School of Psychology professor preaches about “something new”
Special guests William K. and Delores S. Brehm, founding sponsors of the Brehm Center for Worship, Theology, and the Arts, were in attendance at All-Seminary Chapel on Wednesday, May 12, where Professor of Psychology Alexis Abernethy delivered a talk entitled “Worship in Spirit and Truth” based on John 4:19-24, Jesus’s conversation with the Samaritan woman at the well.
The subtitle of her sermon could be “Something New,” Abernethy remarked, and proceeded to recount the plot of a film by the same name. Kenya, a single African-American woman, decides to give up her set criteria for a potential mate and instead “let go and let flow.” Soon she is presented with an opportunity to practice her new openness in a relationship with a Caucasian man, in which more of her preconceived notions are painfully revealed. Eventually, Kenya embraces this “something new” and experiences unexpected joy.
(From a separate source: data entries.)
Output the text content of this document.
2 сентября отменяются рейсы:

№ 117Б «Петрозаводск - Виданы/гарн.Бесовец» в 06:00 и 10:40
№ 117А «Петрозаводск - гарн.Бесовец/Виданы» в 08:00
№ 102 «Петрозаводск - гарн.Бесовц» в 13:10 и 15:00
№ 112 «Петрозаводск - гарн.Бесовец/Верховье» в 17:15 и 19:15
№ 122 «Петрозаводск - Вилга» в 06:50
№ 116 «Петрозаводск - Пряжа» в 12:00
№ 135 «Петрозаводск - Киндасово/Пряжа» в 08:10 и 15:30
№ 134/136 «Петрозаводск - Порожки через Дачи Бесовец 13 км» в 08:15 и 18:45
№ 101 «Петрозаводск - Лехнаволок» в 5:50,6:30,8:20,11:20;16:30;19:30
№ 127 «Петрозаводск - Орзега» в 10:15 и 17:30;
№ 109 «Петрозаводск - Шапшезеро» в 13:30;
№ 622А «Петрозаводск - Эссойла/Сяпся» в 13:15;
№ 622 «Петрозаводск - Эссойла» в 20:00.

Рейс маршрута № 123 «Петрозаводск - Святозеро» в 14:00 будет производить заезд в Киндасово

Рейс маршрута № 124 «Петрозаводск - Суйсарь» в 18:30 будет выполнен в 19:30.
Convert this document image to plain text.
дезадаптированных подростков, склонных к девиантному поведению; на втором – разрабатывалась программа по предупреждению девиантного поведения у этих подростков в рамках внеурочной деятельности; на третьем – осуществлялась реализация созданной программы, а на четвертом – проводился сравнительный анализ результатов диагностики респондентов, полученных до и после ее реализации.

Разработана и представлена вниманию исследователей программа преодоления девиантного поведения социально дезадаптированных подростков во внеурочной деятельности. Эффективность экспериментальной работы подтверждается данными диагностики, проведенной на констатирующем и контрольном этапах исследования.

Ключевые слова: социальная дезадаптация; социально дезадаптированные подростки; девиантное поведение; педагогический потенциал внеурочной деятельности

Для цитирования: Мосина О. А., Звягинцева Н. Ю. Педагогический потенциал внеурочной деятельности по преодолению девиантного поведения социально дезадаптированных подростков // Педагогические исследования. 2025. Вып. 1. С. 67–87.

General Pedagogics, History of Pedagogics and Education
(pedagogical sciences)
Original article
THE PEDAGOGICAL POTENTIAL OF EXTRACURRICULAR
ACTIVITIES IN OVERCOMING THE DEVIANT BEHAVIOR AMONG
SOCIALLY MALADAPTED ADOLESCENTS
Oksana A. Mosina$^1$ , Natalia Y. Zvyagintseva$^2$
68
Pointing out that we, too, have preconceived notions, whether based in knowledge or in ignorance, Abernethy asked, “What are our non-negotiables?” And further questioned, “If God presented something new to us, would we listen, attend, and be able to follow?” She noted several preconceived notions in the selected text, including racial, gender, and religious barriers.
However, the Samaritan woman was open to finding a new way of worshiping, and realizes in her conversation with Jesus that he has something new to say when he proclaims, “An hour is coming, and now is” when there is a new location for true worship, Abernethy observed, in the position of spirit and truth. “The criteria for worship is no longer found in bloodline, gender, religious heritage, and personal preferences,” she stated. “If you want to worship God, here’s the non-negotiable: you must take a position in spirit and in truth that is fixed.”
Abernethy offers the passage in John 4 as a mirror so that her listeners can reflect on their own levels of openness to the new things God might be saying or leading them into. “What are you not willing to let go of?” she asked. “God may bring it back to you, but on his terms…and that’s scary!” A few minutes were provided for quiet meditation on these questions.
“Let’s be willing to respond to others despite our preconceived notions,” encouraged Abernethy near the end of her talk. “Let’s ask questions of one another that include being honest about ourselves.”